Chapter 3: Suffering
Jesus shows, both in his teachings and in his life, that true joy often is hidden in the midst of our sorrow, and that the dance of life finds its beginnings in grief.
Nouwen, Henri Here and Now: Living in the Spirit (p. 42). The Crossroad Publishing Company. Kindle Edition.
Sweet and sour sauces dance on our taste buds. It’s the hard acid base that makes the sweet so, well… sweet. On the other hand, as the sweetness hits our taste buds, the sour makes us want to pucker up! It’s the contrast of the two sensations, at the same time, that magnify these opposites. Sweet and sour clarify and contrast one another.
Dear Lord, we often feel fragile when we realize how much being loved and accepted is at our core. Help us to enjoy a calm assurance as we acknowledge that we are truly cherished as Your creation. Amen.
Here is a quick review of the questions to keep rolling around in our minds as we study…
Is there any one idea that really reached me?
What is God revealing about Himself in this reading?
What is God revealing about me in this reading?
Where was the “bottle neck” in my past that kept me from realizing God to His fullest?
Was it a person, or maybe an event? Could it have even been me?
Upon realization, ask God for healing and an example of His perfect love.
Where am I “bottle necked” now in my relationship with God?
What can I recognize, or handle differently to increase “flow” in my Spiritual life?
This whole idea of “embracing pain” is counter-intuitive!
Does pain serve a purpose?
How can pain be an indicator of tender areas that need God’s special healing touch?

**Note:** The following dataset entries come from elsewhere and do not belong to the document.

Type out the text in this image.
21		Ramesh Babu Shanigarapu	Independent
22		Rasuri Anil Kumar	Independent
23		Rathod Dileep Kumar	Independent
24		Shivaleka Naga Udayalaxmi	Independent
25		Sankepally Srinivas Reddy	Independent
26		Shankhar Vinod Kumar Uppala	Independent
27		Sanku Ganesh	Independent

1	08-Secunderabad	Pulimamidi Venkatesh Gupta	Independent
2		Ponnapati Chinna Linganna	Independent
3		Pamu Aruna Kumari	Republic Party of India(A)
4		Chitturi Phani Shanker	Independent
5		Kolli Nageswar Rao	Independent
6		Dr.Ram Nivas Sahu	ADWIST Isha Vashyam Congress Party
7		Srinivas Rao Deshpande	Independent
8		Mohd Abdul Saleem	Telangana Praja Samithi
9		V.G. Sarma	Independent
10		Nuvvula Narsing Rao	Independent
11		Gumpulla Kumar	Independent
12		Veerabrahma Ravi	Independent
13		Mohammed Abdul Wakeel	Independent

The cross has become the most powerful symbol of this new vision. The cross is a symbol of death and of life, of suffering and of joy, of defeat and of victory. It’s the cross that shows us the way.
If you wrote the paragraph following Henri Nouwen’s statement above… what would you write?
When a person feels betrayed or like a trust is broken… is there a way to look at and deal with the pain?
Finally we must find the freedom to step over our wounds and the courage to forgive those who have wounded us. The real danger is to get stuck in anger and resentment.
While we acknowledge this advice from Henri Nouwen, how was Christ during His time on the cross an example of this?
Finally, what is the danger in “getting stuck in anger and resentment”?
As we move forward in experiencing these insights from Chapter 3, I pray you feel safe sharing your thoughts and feelings with this group of people who are each learning through a school of hard knocks through life! Knowing we are not alone, that we are loved and we share in this gift of life may be inspiring and encouraging!